While we have reduced our short position, we have not taken a long position, given the concerns around valuations and potential volatility should oil markets weaken or the broader market begin to price in the fundamental challenges facing the US economy. Overall, our exposures remain focused on higher quality assets.
In terms of duration, we retain a long duration position of close to 1.9 years. This is predominantly split between Australia and the US. We do believe duration still has a role to play in portfolios, although we are cognisant that the effectiveness of duration is challenged in an environment of low rates and yield curve control. We expect any sell-off in bond yields to be muted. As such, we are currently holding the duration positions for some carry, but also to provide some downside risk protection in the more extreme scenario of a risk-off phase.

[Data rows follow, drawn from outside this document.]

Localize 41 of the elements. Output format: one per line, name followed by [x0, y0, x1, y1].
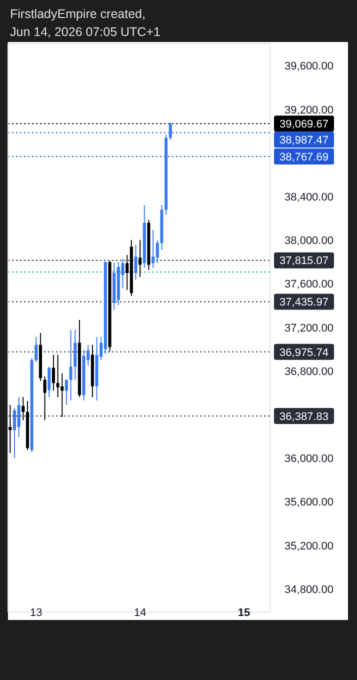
y-tick-label: 38,400.00: [284, 191, 334, 204]
candlestick: [138, 239, 142, 278]
y-tick-label: 36,000.00: [284, 453, 334, 466]
candlestick: [69, 329, 72, 401]
x-tick-label: 14: [134, 606, 146, 619]
x-tick-label: 13: [30, 606, 42, 619]
ref-line-label: 36,975.74: [280, 346, 328, 359]
ref-line-label: 38,767.69: [280, 151, 328, 164]
ref-line-label: 36,387.83: [280, 410, 328, 423]
candlestick: [52, 354, 55, 392]
candlestick: [156, 240, 159, 264]
y-tick-label: 35,600.00: [284, 496, 334, 509]
y-tick-label: 37,600.00: [284, 278, 334, 291]
candlestick: [64, 379, 68, 406]
y-tick-label: 35,200.00: [284, 540, 334, 552]
chart-subtitle: Jun 14, 2026 07:05 UTC+1: [10, 25, 160, 39]
candlestick: [60, 372, 64, 418]
ref-line-label: 38,987.47: [280, 134, 328, 146]
y-tick-label: 39,200.00: [284, 104, 334, 116]
y-tick-label: 38,000.00: [284, 235, 334, 248]
ref-line-label: 39,069.67: [280, 118, 328, 130]
candlestick: [48, 366, 51, 398]
candlestick: [34, 336, 38, 363]
ref-line-label: 37,435.97: [280, 296, 328, 309]
y-tick-label: 39,600.00: [284, 60, 334, 73]
candlestick: [22, 396, 25, 421]
candlestick: [8, 404, 12, 454]
candlestick: [12, 408, 16, 459]
candlestick: [152, 229, 155, 268]
candlestick: [17, 396, 20, 438]
candlestick: [134, 244, 138, 280]
y-tick-label: 34,800.00: [284, 584, 334, 596]
candlestick: [168, 122, 172, 140]
candlestick: [56, 354, 60, 398]
x-tick-label: 15: [238, 606, 250, 619]
y-tick-label: 37,200.00: [284, 322, 334, 334]
candlestick: [74, 329, 77, 380]
candlestick: [43, 376, 46, 421]
y-tick-label: 36,800.00: [284, 366, 334, 378]
ref-line-label: 37,815.07: [280, 255, 328, 268]
chart-title: FirstladyEmpire created,: [10, 7, 146, 21]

In terms of currency, our long USD versus AUD position has been a drag on portfolio performance, given the strengthening Australian dollar. We believe currency can continue to provide downside risk management benefits to the portfolio, and that holding duration combined with currency remains an effective method of maintaining downside risk protection despite detracting at the portfolio level from time to time. Arguably, in a scenario where credit has performed well, we are comfortable carrying some costs at the portfolio level for the insurance policy we believe the currency position can provide.
Looking forward, we remain convinced that a defensive portfolio position is warranted. The recent liquidity-driven rally in risk assets looks to be disconnected from the fundamentals in many companies and businesses. As such, we retain high levels of cash for the purposes of portfolio liquidity and also retain our defensive bias, with exposure predominantly to investment-grade credit. We continue to seek diversification through our Asian credit exposures, our US securities exposures, and our emerging market debt absolute return focused portfolio, along with our currency and duration positions. Overall, we remain active, defensive and liquid.